The most common use for shio koji is as a marinade or cure for poultry, meat, seafood, and even vegetables. For proteins, slather them up with shio koji and let them hang out for as little as 30 minutes and up to 24 hours, depending on the size and type of ingredient you are working with. Generally speaking, the larger the piece of food, the longer you should marinate it. Over time, shio koji will begin to cure the ingredient it's in contact with, so delicate foods, like fish, should be marinated for a shorter amount of time.

You can decide whether to leave the texture of the shio koji as-is, in its porridge-like state, or buzz it up with a blender to make a smooth, creamy marinade. It will be effective either way. I usually blend it when I am looking to get a smooth, burnished surface on the end product (I have a recipe for koji roast duck dropping soon), and leave it coarse when marinating something that will have a crust-like exterior (such as a beef roast).

Wiping excess shio koji off of a prime rib roast with a paper towel.

When you're ready to cook, wipe off excess shio koji from the surface of your food to prevent it from scorching and then cook as you normally would, although you do have to keep an eye on things since koji-treated ingredients do take on color much faster (as is the case with most marinades that usually contain some form of sugar).

Individual fish fillets, scallops, and shrimp can be marinated for as little as 30 minutes with shio koji, which will firm them up, keep them succulent, and season them with a perfect balance of savory and sweet flavor.

Steaks, chops, chicken breasts, and the like should be marinated for at least an hour and up to a few hours.

Shio koji-marinated prime rib on a wire rack-lined baking sheet.

Larger cuts, especially bone-in pieces of meat or poultry, are best marinated overnight (at least 12 hours), giving the protease enzymes time to do their magic, breaking down proteins and seasoning the meat. Treat large roasts as if you are dry-brining them: set them on a wire rack-lined baking sheet after slathering them with shio koji. As with regular kosher salt, the salinity in shio koji will work its way into the meat and dry out the surface of the roast at the same time.
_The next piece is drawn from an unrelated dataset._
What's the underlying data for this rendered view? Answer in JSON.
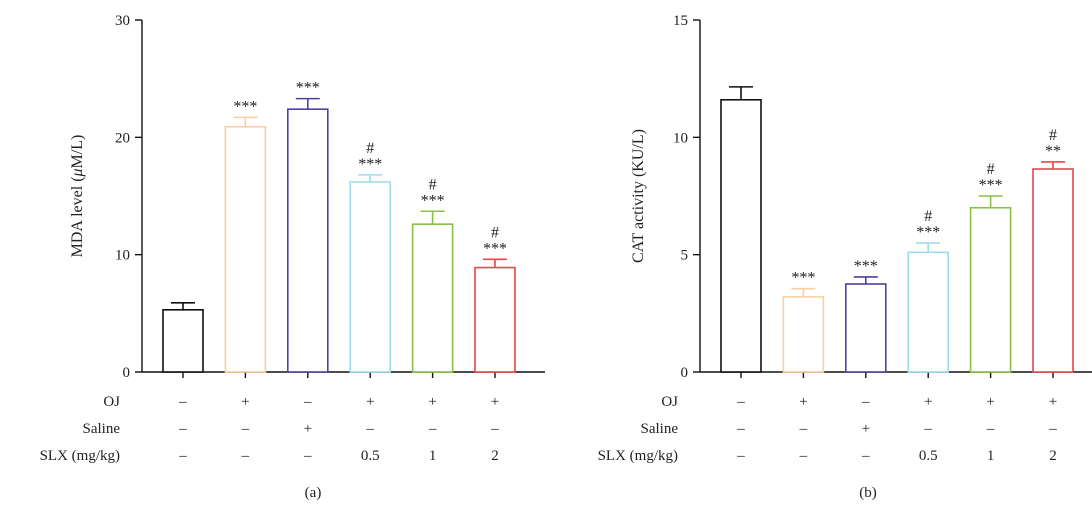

For smaller items that you aren't searing or roasting (like the koji duck confit recipe that I will be publishing soon), you can marinate them in sealed zipper-lock bags.

Flavor Booster for Sauces

Adding blended shio koji to reduced beef jus.

Shio koji can also be used to bump up the flavor of sauces and dressings. Add savory depth to a gravy or jus by stirring in a little blended shio koji. Try it in salad dressings—koji Caesar salad is killer, I promise you—or whisked into your favorite pan sauce. Shio koji has a can't-quite-put-your-finger-on-it magic flavor that toes the line between savory and sweet in the best way, and there is so much room for exploration with it. So go make yourself a batch, and start koji-cooking!